La chute du résultat net s'explique essentiellement par une hausse des impôts et par un tarissement des revenus tirés des sociétés mis en équivalence après la cession des coentreprises que le groupe détenait avec General Electric. La direction d'Alstom met en avant le bénéfice net des activités poursuivies, qui baisse de 33% à 213 millions d'euros.

Cité dans un communiqué, le PDG Henri Poupart-Lafarge se félicite de "l'amélioration continue (des) performances opérationnelles (qui) démontre que le groupe est focalisé sur la croissance et la profitabilité".

Les prises de commandes sont en baisse de 35% d'une année sur l'autre, mais Alstom avait signé des contrats significatifs au premier semestre 2018/19 avec le "TGV du futur" en France et le matériel du métro léger de Montréal. Le carnet de commandes, lui, atteint le niveau record de 41,33 milliards d'euros, en hausse de 8% sur un an.

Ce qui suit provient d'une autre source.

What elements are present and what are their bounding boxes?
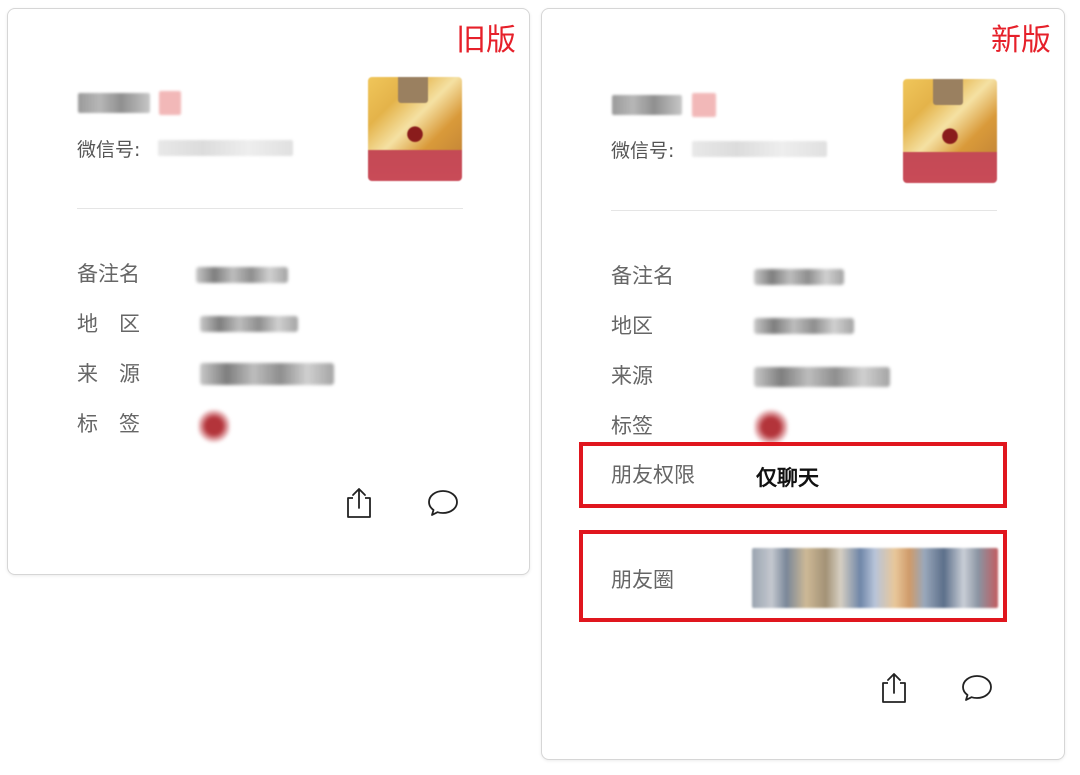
nickname-redacted xyxy=(78,93,150,113)
tag-value-redacted xyxy=(754,409,788,445)
remark-value-redacted xyxy=(754,269,844,285)
row-label-source: 来 源 xyxy=(77,362,140,386)
wechat-id-redacted xyxy=(158,140,293,156)
tag-value-redacted xyxy=(198,409,230,443)
row-label-source: 来源 xyxy=(611,364,653,388)
source-value-redacted xyxy=(200,363,334,385)
row-label-region: 地 区 xyxy=(77,312,140,336)
old-version-tag: 旧版 xyxy=(456,23,516,58)
row-label-region: 地区 xyxy=(611,314,653,338)
share-icon[interactable] xyxy=(342,486,376,520)
region-value-redacted xyxy=(200,316,298,332)
nickname-emoji-redacted xyxy=(692,93,716,117)
region-value-redacted xyxy=(754,318,854,334)
divider xyxy=(77,208,463,209)
row-label-tag: 标 签 xyxy=(77,412,140,436)
share-icon[interactable] xyxy=(877,671,911,705)
friend-permission-value[interactable]: 仅聊天 xyxy=(756,462,819,492)
moments-label: 朋友圈 xyxy=(611,568,674,592)
avatar[interactable] xyxy=(368,77,462,181)
nickname-emoji-redacted xyxy=(159,91,181,115)
nickname-redacted xyxy=(612,95,682,115)
message-bubble-icon[interactable] xyxy=(426,486,460,520)
friend-permission-label: 朋友权限 xyxy=(611,463,695,487)
new-profile-card: 新版 微信号: 备注名 地区 来源 标签 朋友权限 仅聊天 朋友圈 xyxy=(541,8,1065,760)
row-label-tag: 标签 xyxy=(611,414,653,438)
wechat-id-label: 微信号: xyxy=(77,139,141,161)
new-version-tag: 新版 xyxy=(991,23,1051,58)
row-label-remark: 备注名 xyxy=(611,264,674,288)
divider xyxy=(611,210,997,211)
remark-value-redacted xyxy=(196,267,288,283)
source-value-redacted xyxy=(754,367,890,387)
message-bubble-icon[interactable] xyxy=(960,671,994,705)
wechat-id-label: 微信号: xyxy=(611,140,675,162)
wechat-id-redacted xyxy=(692,141,827,157)
old-profile-card: 旧版 微信号: 备注名 地 区 来 源 标 签 xyxy=(7,8,530,575)
row-label-remark: 备注名 xyxy=(77,262,140,286)
avatar[interactable] xyxy=(903,79,997,183)
moments-photos-redacted[interactable] xyxy=(752,548,998,608)
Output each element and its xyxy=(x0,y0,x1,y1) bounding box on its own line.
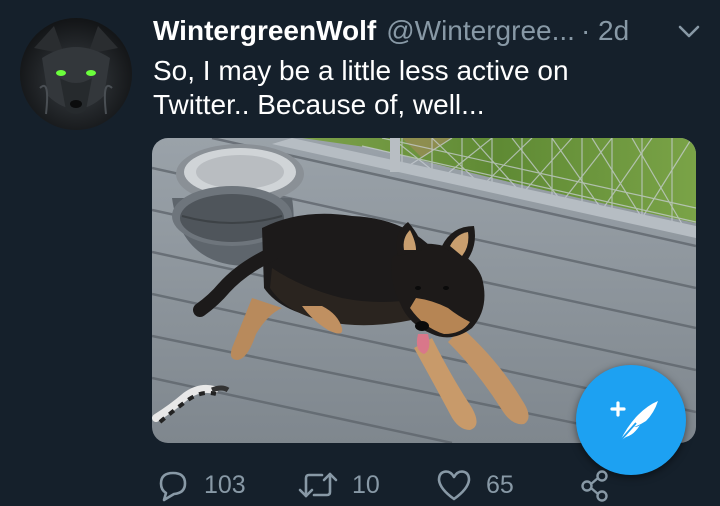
wolf-avatar-image xyxy=(20,18,132,130)
share-button[interactable] xyxy=(578,465,612,505)
reply-icon xyxy=(159,471,187,502)
user-handle[interactable]: @Wintergree... xyxy=(386,15,575,47)
chevron-down-icon[interactable] xyxy=(676,22,702,42)
compose-tweet-icon xyxy=(610,401,658,442)
reply-count: 103 xyxy=(204,470,246,499)
tweet-header: WintergreenWolf @Wintergree... · 2d xyxy=(153,14,629,48)
tweet-text-line: Twitter.. Because of, well... xyxy=(153,89,485,120)
like-button[interactable]: 65 xyxy=(436,465,514,505)
reply-button[interactable]: 103 xyxy=(156,465,246,505)
display-name[interactable]: WintergreenWolf xyxy=(153,15,376,47)
like-count: 65 xyxy=(486,470,514,499)
compose-tweet-button[interactable] xyxy=(576,365,686,475)
retweet-icon xyxy=(298,472,338,498)
tweet-text: So, I may be a little less active on Twi… xyxy=(153,54,693,122)
avatar[interactable] xyxy=(20,18,132,130)
retweet-count: 10 xyxy=(352,470,380,499)
share-icon xyxy=(581,470,608,502)
retweet-button[interactable]: 10 xyxy=(298,465,380,505)
tweet-actions: 103 10 65 xyxy=(0,465,720,505)
tweet-timestamp[interactable]: · 2d xyxy=(581,15,629,47)
tweet-text-line: So, I may be a little less active on xyxy=(153,55,569,86)
heart-icon xyxy=(437,470,471,501)
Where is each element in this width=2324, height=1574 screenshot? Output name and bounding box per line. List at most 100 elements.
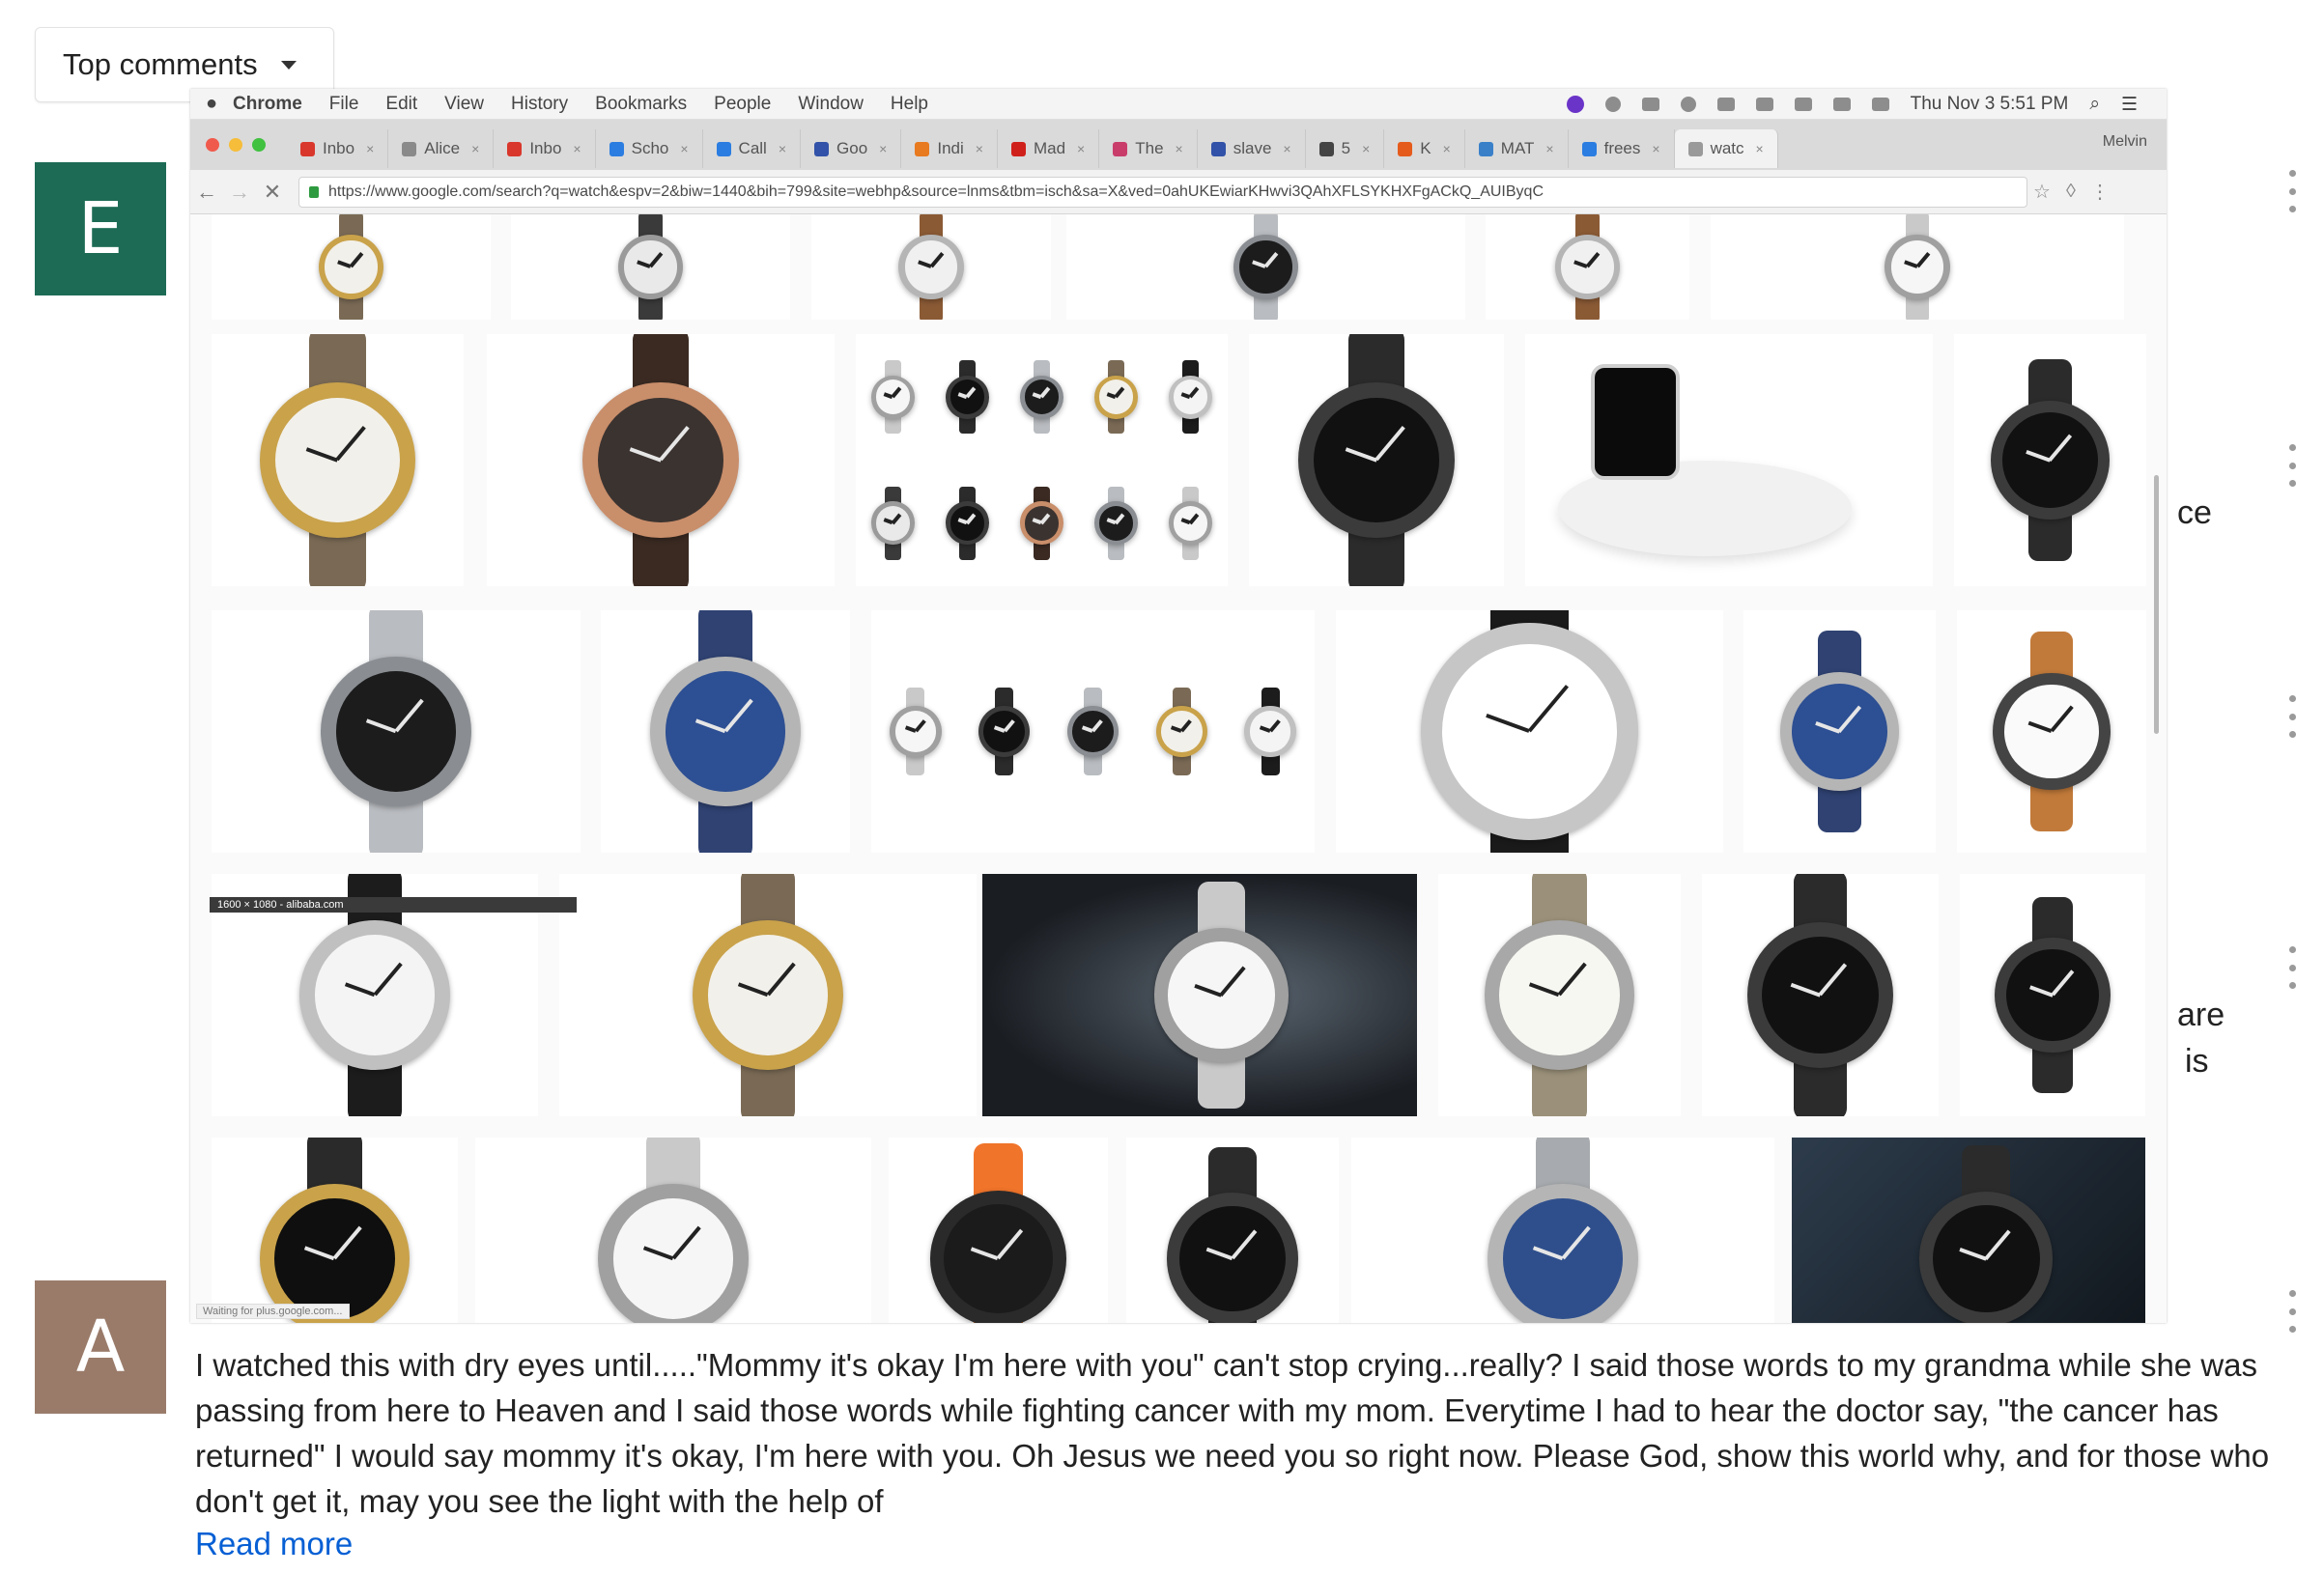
extension-icon[interactable] [1566, 96, 1584, 113]
image-result-thumbnail[interactable] [487, 334, 835, 586]
notification-list-icon[interactable]: ☰ [2121, 94, 2138, 116]
image-result-thumbnail[interactable] [1066, 214, 1465, 320]
menu-chrome[interactable]: Chrome [233, 94, 302, 115]
bluetooth-icon[interactable] [1794, 98, 1812, 111]
menu-bookmarks[interactable]: Bookmarks [595, 94, 687, 115]
browser-tab[interactable]: Goo × [801, 129, 902, 168]
browser-tab[interactable]: frees × [1569, 129, 1675, 168]
comment-menu-icon[interactable] [2285, 946, 2299, 989]
browser-tab[interactable]: K × [1384, 129, 1465, 168]
image-result-thumbnail[interactable] [889, 1138, 1108, 1323]
tab-close-icon[interactable]: × [1545, 141, 1553, 156]
image-result-thumbnail[interactable] [1702, 874, 1939, 1116]
menu-file[interactable]: File [329, 94, 359, 115]
browser-tab[interactable]: Inbo × [287, 129, 389, 168]
image-result-thumbnail[interactable] [1336, 610, 1723, 853]
image-result-thumbnail[interactable] [1351, 1138, 1774, 1323]
menu-people[interactable]: People [714, 94, 771, 115]
extension-shield-icon[interactable]: ◊ [2056, 181, 2085, 203]
image-result-thumbnail[interactable] [1525, 334, 1933, 586]
image-result-thumbnail[interactable] [1711, 214, 2124, 320]
read-more-link[interactable]: Read more [195, 1526, 353, 1562]
shield-icon[interactable] [1604, 97, 1621, 112]
image-result-thumbnail[interactable] [871, 610, 1315, 853]
spotlight-search-icon[interactable]: ⌕ [2089, 94, 2100, 115]
record-icon[interactable] [1680, 97, 1696, 112]
tab-close-icon[interactable]: × [573, 141, 581, 156]
browser-tab[interactable]: Call × [703, 129, 802, 168]
tab-close-icon[interactable]: × [366, 141, 374, 156]
menu-view[interactable]: View [444, 94, 484, 115]
browser-tab[interactable]: The × [1099, 129, 1198, 168]
image-result-thumbnail[interactable] [1743, 610, 1936, 853]
image-result-thumbnail[interactable] [559, 874, 977, 1116]
menu-help[interactable]: Help [891, 94, 928, 115]
tab-close-icon[interactable]: × [1756, 141, 1764, 156]
close-window-icon[interactable] [206, 138, 219, 152]
tab-close-icon[interactable]: × [1283, 141, 1290, 156]
image-result-thumbnail[interactable] [1126, 1138, 1339, 1323]
page-scrollbar[interactable] [2154, 475, 2159, 734]
watch-picture [321, 610, 471, 853]
browser-tab[interactable]: Scho × [596, 129, 703, 168]
apple-icon[interactable]: ● [190, 93, 233, 115]
wifi-icon[interactable] [1832, 98, 1851, 111]
image-result-thumbnail[interactable] [982, 874, 1417, 1116]
image-result-thumbnail[interactable] [212, 214, 491, 320]
menu-edit[interactable]: Edit [385, 94, 417, 115]
image-result-thumbnail[interactable] [212, 334, 464, 586]
image-result-thumbnail[interactable] [1249, 334, 1504, 586]
tab-close-icon[interactable]: × [779, 141, 786, 156]
menu-window[interactable]: Window [798, 94, 864, 115]
tab-close-icon[interactable]: × [879, 141, 887, 156]
tab-label: The [1135, 139, 1164, 157]
chrome-menu-icon[interactable]: ⋮ [2085, 180, 2114, 204]
tab-close-icon[interactable]: × [680, 141, 688, 156]
browser-tab[interactable]: Inbo × [494, 129, 596, 168]
tab-close-icon[interactable]: × [1176, 141, 1183, 156]
tab-close-icon[interactable]: × [471, 141, 479, 156]
browser-tab[interactable]: MAT × [1465, 129, 1569, 168]
volume-icon[interactable] [1755, 98, 1773, 111]
minimize-window-icon[interactable] [229, 138, 242, 152]
tab-close-icon[interactable]: × [1077, 141, 1085, 156]
comment-menu-icon[interactable] [2285, 1290, 2299, 1333]
address-bar[interactable]: https://www.google.com/search?q=watch&es… [298, 176, 2027, 208]
profile-name[interactable]: Melvin [2103, 133, 2147, 151]
image-result-thumbnail[interactable] [601, 610, 850, 853]
image-result-thumbnail[interactable] [1954, 334, 2146, 586]
comment-menu-icon[interactable] [2285, 695, 2299, 738]
forward-icon[interactable]: → [223, 180, 256, 205]
bookmark-star-icon[interactable]: ☆ [2027, 180, 2056, 204]
comment-menu-icon[interactable] [2285, 170, 2299, 212]
browser-tab[interactable]: slave × [1198, 129, 1306, 168]
browser-tab[interactable]: watc × [1674, 129, 1778, 168]
image-result-thumbnail[interactable] [212, 1138, 458, 1323]
tab-close-icon[interactable]: × [1362, 141, 1370, 156]
tab-close-icon[interactable]: × [976, 141, 983, 156]
tab-close-icon[interactable]: × [1443, 141, 1451, 156]
clock[interactable]: Thu Nov 3 5:51 PM [1911, 94, 2069, 115]
image-result-thumbnail[interactable] [475, 1138, 871, 1323]
back-icon[interactable]: ← [190, 180, 223, 205]
browser-tab[interactable]: 5 × [1306, 129, 1385, 168]
avatar[interactable]: E [35, 162, 166, 295]
image-result-thumbnail[interactable] [811, 214, 1051, 320]
image-result-thumbnail[interactable] [1960, 874, 2145, 1116]
tab-close-icon[interactable]: × [1652, 141, 1659, 156]
browser-tab[interactable]: Indi × [901, 129, 998, 168]
browser-tab[interactable]: Mad × [998, 129, 1100, 168]
zoom-window-icon[interactable] [252, 138, 266, 152]
image-result-thumbnail[interactable] [856, 334, 1228, 586]
stop-loading-icon[interactable]: ✕ [256, 180, 289, 205]
browser-tab[interactable]: Alice × [388, 129, 495, 168]
image-result-thumbnail[interactable] [212, 610, 581, 853]
comment-menu-icon[interactable] [2285, 444, 2299, 487]
image-result-thumbnail[interactable] [511, 214, 790, 320]
image-result-thumbnail[interactable] [1486, 214, 1689, 320]
image-result-thumbnail[interactable] [1438, 874, 1681, 1116]
image-result-thumbnail[interactable] [1792, 1138, 2145, 1323]
avatar[interactable]: A [35, 1280, 166, 1414]
image-result-thumbnail[interactable] [1957, 610, 2146, 853]
menu-history[interactable]: History [511, 94, 568, 115]
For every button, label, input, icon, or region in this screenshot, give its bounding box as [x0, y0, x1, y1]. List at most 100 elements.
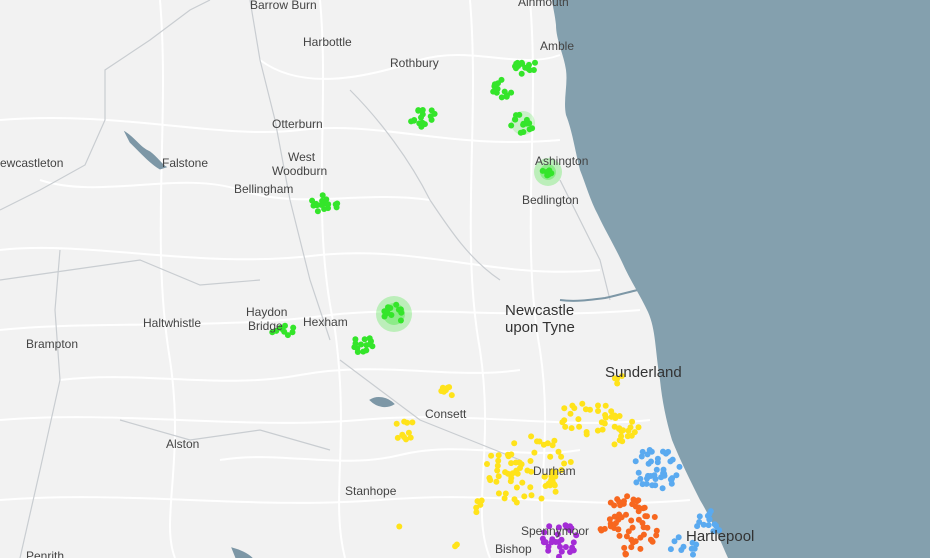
green-data-point	[360, 348, 367, 355]
yellow-data-point	[583, 429, 590, 435]
green-data-point	[388, 312, 395, 318]
yellow-data-point	[477, 501, 484, 508]
orange-data-point	[635, 516, 642, 523]
place-bellingham: Bellingham	[234, 182, 293, 196]
yellow-data-point	[624, 433, 631, 440]
orange-data-point	[632, 538, 639, 545]
place-spennymoor: Spennymoor	[521, 524, 589, 538]
place-haltwhistle: Haltwhistle	[143, 316, 201, 330]
yellow-data-point	[631, 429, 638, 436]
yellow-data-point	[611, 441, 618, 448]
green-data-point	[526, 61, 532, 68]
yellow-data-point	[579, 400, 586, 407]
orange-data-point	[642, 513, 649, 520]
yellow-data-point	[518, 461, 525, 468]
yellow-data-point	[602, 402, 609, 409]
green-data-point	[332, 201, 339, 208]
place-bridge: Bridge	[248, 319, 283, 333]
yellow-data-point	[568, 425, 575, 432]
yellow-data-point	[488, 452, 495, 459]
green-data-point	[418, 114, 424, 121]
blue-data-point	[651, 472, 658, 479]
green-data-point	[431, 110, 438, 117]
green-data-point	[369, 343, 376, 350]
map-canvas: Barrow Burn Alnmouth Harbottle Amble Rot…	[0, 0, 930, 558]
orange-data-point	[597, 526, 604, 533]
yellow-data-point	[528, 492, 535, 499]
place-west: West	[288, 150, 316, 164]
blue-data-point	[696, 513, 703, 520]
green-data-point	[518, 59, 525, 66]
place-consett: Consett	[425, 407, 467, 421]
green-data-point	[411, 117, 418, 123]
yellow-data-point	[504, 451, 511, 458]
blue-data-point	[652, 482, 659, 489]
place-stanhope: Stanhope	[345, 484, 397, 498]
blue-data-point	[669, 456, 676, 463]
green-data-point	[397, 317, 404, 324]
yellow-data-point	[561, 405, 568, 412]
green-data-point	[393, 301, 400, 308]
place-hartlepool: Hartlepool	[686, 528, 754, 545]
purple-data-point	[548, 539, 555, 546]
purple-data-point	[567, 549, 573, 555]
yellow-data-point	[502, 490, 509, 497]
yellow-data-point	[569, 402, 576, 409]
green-data-point	[416, 120, 423, 127]
place-rothbury: Rothbury	[390, 56, 439, 70]
place-amble: Amble	[540, 39, 574, 53]
blue-data-point	[645, 460, 652, 467]
yellow-data-point	[629, 418, 636, 425]
place-bishop: Bishop	[495, 542, 532, 556]
yellow-data-point	[540, 441, 547, 448]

Le résultat d'exploitation a progressé de 5% à 319 millions, ce qui permet à la marge opérationnelle de progresser de 0,2 points à 7,7%.

Côté perspectives, le groupe ferroviaire français a indiqué qu'il visait toujours "un taux de croissance annuel moyen du chiffre d'affaires d'environ 5%" d'ici à 2022/2023 et une "marge d'exploitation ajustée devant atteindre environ 9%" à cet horizon.